Ces poèmes ont été écrits entre 1914 et 1918, pendant le première guerre mondiale où Hippolyte sera mobilisé en tant qu’aumônier.

Il rencontrera le jeune André Breton à l’hôpital militaire Guist'hau, sur qui il aura une forte influence.

(Ruines - 1914)

La main du Très Haut

A encore fait main basse

Sur les âmes des gueux

L’étrange fange du marais

Engloutit les décombres

Des derniers trésors décapités

L’homme est un ogre

Aux mâchoires sanguinaires

Mais les enfants s’entassent

Comme des hérissons frileux

Dans des tours défenestrées

Aux corolles captivantes

Qui suivre ? Dans ce maelström

Aux abysses insondables

Quand la poudre hypocrite

A toujours le dernier mot

​(Sans titre - 1914)

Sous la fureur de l’orage

Le troupeau solidaire

S’agglomère

Dans une communion des dos

​(Sans titre - 1915)

Qui de nous le cœur vertueux

Qui de vous les mains satinées

Personne pour prendre son envol

Personne pour arracher un vœu

A l’hysope printanière

La soupe froide au goût amer

Trempe ses yeux dans la pierre

Où coures-tu gueux en guenilles

La guerre fera ripaille

De tes maigres entrailles

Le vent dispersera tes restes

Et la beauté disparaîtra

(Errements - vers 1915)

Ma vie sera-t-elle donc

Un éternel purgatoire

Quand retentissent les gongs

De ces cloches sans gloire

Me dévastant le cœur

Pour un parjure fécond

En ravalant ma peur

De ma semence j’ai fait don

Aux amours interdites

Mais qui doit céder le pas

Ô Amour de mes chairs

Ô Amour du Très Haut

Vos glaives ont le même reflet

La même douleur

Plongeant avec douceur

Dans la besace de mes regrets

Mourrai-je donc

Poignardé par le doute

(Fascination - vers 1915)

Des chants d’amour

S’élèvent des tranchées

Bardés de breloques

Aux rubans dérisoires

Les clavecins de leurs armes

Ont entonné des hymnes barbares

Achevant les vêpres païennes

De leurs cantiques ensanglantés

Amour de la mort !

Qu’as-tu fait de ces hommes ?

Pour leur accrocher la joie

Au bout de leur fusil

Le rire de leur chant

N’est qu’épitaphe de leurs pleurs

Essore ta voix soldat

Le violon meurt sans combat

Les nœuds de la discorde

Ont enserré les haches des bourreaux

Liquidant leur besogne

Dans une parodie de victoire

Les trois derniers (1916 - 1917) font suite à son retour de guerre où il choisit d'assumer son amour pour Eugénie et sa famille (avec la naissance de Constance).
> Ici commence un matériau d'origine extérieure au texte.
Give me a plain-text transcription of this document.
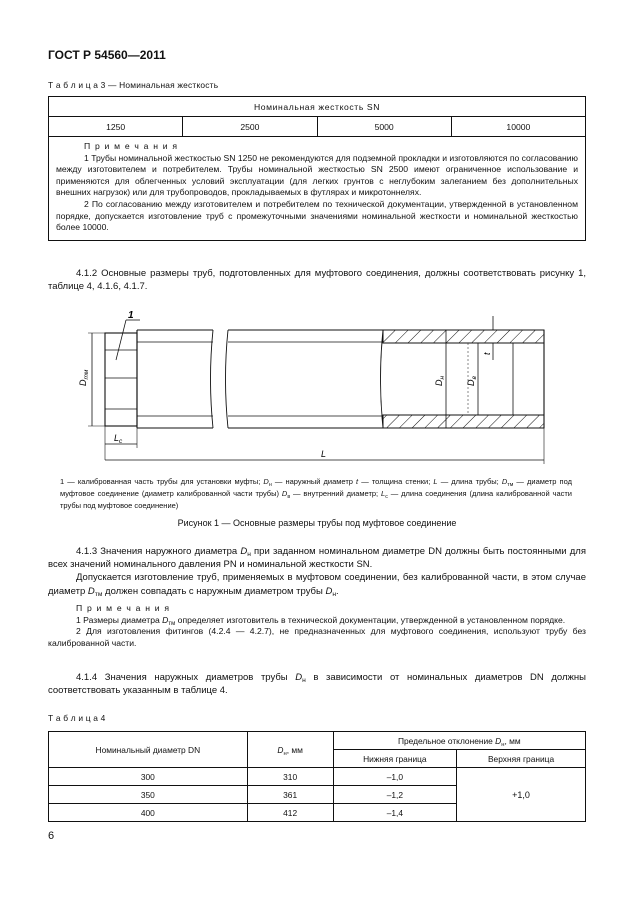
ГОСТ Р 54560—2011
Т а б л и ц а 3 — Номинальная жесткость
Номинальная жесткость SN
1250	2500	5000	10000

П р и м е ч а н и я
1 Трубы номинальной жесткостью SN 1250 не рекомендуются для подземной прокладки и изготовляются по согласованию между изготовителем и потребителем. Трубы номинальной жесткостью SN 2500 имеют ограниченное использование и применяются для облегченных условий эксплуатации (для легких грунтов с неглубоким залеганием без дополнительных внешних нагрузок) или для трубопроводов, прокладываемых в футлярах и микротоннелях.
2 По согласованию между изготовителем и потребителем по технической документации, утвержденной в установленном порядке, допускается изготовление труб с промежуточными значениями номинальной жесткости и номинальной жесткостью более 10000.
4.1.2 Основные размеры труб, подготовленных для муфтового соединения, должны соответствовать рисунку 1, таблице 4, 4.1.6, 4.1.7.
1
$D_{тм}$
$D_н$
$D_в$
t
$L_c$
L
1 — калиброванная часть трубы для установки муфты; $D_н$ — наружный диаметр t — толщина стенки; L — длина трубы; $D_{тм}$ — диаметр под муфтовое соединение (диаметр калиброванной части трубы) $D_в$ — внутренний диаметр; $L_c$ — длина соединения (длина калиброванной части трубы под муфтовое соединение)
Рисунок 1 — Основные размеры трубы под муфтовое соединение
4.1.3 Значения наружного диаметра $D_н$ при заданном номинальном диаметре DN должны быть постоянными для всех значений номинального давления PN и номинальной жесткости SN.
Допускается изготовление труб, применяемых в муфтовом соединении, без калиброванной части, в этом случае диаметр $D_{тм}$ должен совпадать с наружным диаметром трубы $D_н$.
П р и м е ч а н и я
1 Размеры диаметра $D_{тм}$ определяет изготовитель в технической документации, утвержденной в установленном порядке.
2 Для изготовления фитингов (4.2.4 — 4.2.7), не предназначенных для муфтового соединения, используют трубу без калиброванной части.
4.1.4 Значения наружных диаметров трубы $D_н$ в зависимости от номинальных диаметров DN должны соответствовать указанным в таблице 4.
Т а б л и ц а 4
Номинальный диаметр DN	$D_н$, мм	Предельное отклонение $D_н$, мм	
		Нижняя граница	Верхняя граница
300	310	–1,0	+1,0
350	361	–1,2	
400	412	–1,4	
6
Classés dans cette série de "poèmes en guerre", ils sont aussi le reflet d'une guerre intérieure entre ses vœux de prêtre et son amour pour Eugénie, ils annoncent sa défroque.

(Reflux - Mai 1916)

La douleur du partir

N'a d'égale que la foi

Combien de fois faut-il tomber

Laisser le doute se loger

Dans les cavités de l'évidence

Le renoncement aura ma peau

Lacérée d'entailles et de lambeaux

Mais la lumière exige le martyr

Les traîtres se cachent dans des alcôves

A l'abri du tumulte des canons

Les pleutres se vendent leurs consciences

Contre une prière ou un pot-de-vin

Ni général ni cardinal

Le maître ou le marteau

La férule ou la faucille

J'ai choisi mon fardeau

Ce sera la famille

(Sans titre - vers 1916)

M’interdire la beauté

M’empêcher d’aimer

Où puiserai-je donc la force

De servir mon dessein

Seigneur

Si la porte sublime se referme

Comment atteindre la femme

Ce joyau offert aux hommes

De tes propres mains

 

Me priver de la poésie de la vie

M’écarter des semences de la joie

Où puiserai-je donc la sève

Vitale à mon destin

Seigneur

Si le porche de l’ignorance à jamais

Se referme sur les beautés de la femme

Pourquoi l’as-tu créée

De tes propres mains

(Naissance - 1916)

Les poings serrés, les yeux encore fermés

pour quelles merveilles, cette vie qui s'éveille ?

 

De cette enfant je suis le père

mais de l'Église ne suis plus guère

Pourquoi devoir choisir ?

L'un et l'autre m'emportent

Il faut pourtant fermer une porte.

 

Au creux de moi ces deux fontaines

toujours, ma foi, de mon manteau

feront les poches pleines.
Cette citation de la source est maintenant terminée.